474 ↗(On Diff #15433)

?? I'm not sure how ScriptCacheKey's pod/nonpodness makes a difference. I think it's good to check the keys are distinct and that they are self-equal.

markblundeberg marked 6 inline comments as done.Sat, Jan 18, 04:48
markblundeberg added inline comments.
20 ↗(On Diff #15433)

Just to add to this, I mean I want neither a strict PoD type (bare struct) nor a fully encapsulated class. Is there no middle ground allowed here?

509 ↗(On Diff #15433)

Not sure what you mean...

rebase ; comments ; tweak to not use uint256

deadalnix requested changes to this revision.Sat, Jan 18, 23:51

From what I gather, it is fairly obvious that you actually don't want a but are trying to make things work as a pod. The problem when you distribute responsibilities is that you always end up with something inconsistent down the road or a huge pile of spaghetti because various pieces of code needs to be kept in sync.

20 ↗(On Diff #15433)

If you are concerned about semantic breaking when you change what's in it, it is that you don't want a POD. I don't think a middle ground makes any sense. Ether the struct itself is responsible for it's innards, or the code that uses it is. It cannot be both.

56 ↗(On Diff #15433)

It seems like this is exclusively used in the test, and if value mismatch in the test, the test will break anyways, so I'm not sure. DO youe xpect your user to be aware of this value and check against it? If so, then why SCRIPT_CACHE_MAX_SIGCHECKS ?
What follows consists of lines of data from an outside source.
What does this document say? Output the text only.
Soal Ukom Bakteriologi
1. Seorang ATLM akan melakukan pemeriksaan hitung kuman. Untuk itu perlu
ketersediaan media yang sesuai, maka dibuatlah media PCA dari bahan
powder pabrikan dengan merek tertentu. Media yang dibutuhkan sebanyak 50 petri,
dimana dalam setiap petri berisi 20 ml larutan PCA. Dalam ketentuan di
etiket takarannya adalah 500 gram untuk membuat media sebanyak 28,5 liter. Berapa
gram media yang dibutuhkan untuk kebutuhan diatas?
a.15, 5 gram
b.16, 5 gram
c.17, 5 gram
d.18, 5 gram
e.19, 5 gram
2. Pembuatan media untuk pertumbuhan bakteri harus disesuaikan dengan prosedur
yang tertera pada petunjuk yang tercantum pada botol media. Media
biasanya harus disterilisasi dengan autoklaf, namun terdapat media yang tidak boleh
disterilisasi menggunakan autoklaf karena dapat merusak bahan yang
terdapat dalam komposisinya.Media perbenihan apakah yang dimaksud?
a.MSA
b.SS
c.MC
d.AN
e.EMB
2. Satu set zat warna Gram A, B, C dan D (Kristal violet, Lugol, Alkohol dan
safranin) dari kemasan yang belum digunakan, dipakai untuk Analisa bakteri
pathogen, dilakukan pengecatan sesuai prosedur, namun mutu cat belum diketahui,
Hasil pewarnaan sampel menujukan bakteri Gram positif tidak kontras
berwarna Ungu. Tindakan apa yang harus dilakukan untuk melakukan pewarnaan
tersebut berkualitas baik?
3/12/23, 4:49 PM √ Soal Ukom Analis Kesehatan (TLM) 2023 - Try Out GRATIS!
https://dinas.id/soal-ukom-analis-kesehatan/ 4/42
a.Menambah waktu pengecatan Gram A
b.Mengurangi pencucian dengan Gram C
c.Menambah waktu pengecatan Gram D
Who's responsibility is it to check?

509 ↗(On Diff #15433)

That is the metric class is not a pod, it can ensure that the value can always be cached, removing a whole bunch of error conditions. all over the place.

1309 ↗(On Diff #15433)

By having it ensure the value it has are in the proper range.

This revision now requires changes to proceed.Sat, Jan 18, 23:51
markblundeberg added inline comments.Sun, Jan 19, 00:43
509 ↗(On Diff #15433)

As discussed in the other diff D4941, the metric class in some edge cases may need to support values > 65535, at least up to 5 million and more if the script opcode count limit is increased in future. So we can either:

  • Use more bytes in cache, and remove error conditions.
  • Keep the error conditions and maintain a distinction between the general purpose usage/arithmetic type and the (space-efficient) private cache storage type.

I think the first option is a bit sad since we are trying to be economical in the cache and those bytes will always be 0 in regular operation, at least with current rules.

deadalnix added inline comments.Sun, Jan 19, 14:01
509 ↗(On Diff #15433)

The cache being of this size assumes that this is sufficient to store all the sigops of one transaction. You can have an accumulator to accumulate across transactions that use larger types internally.

Let just use an int in the cache and not a ScriptExecutionMetric in the cache.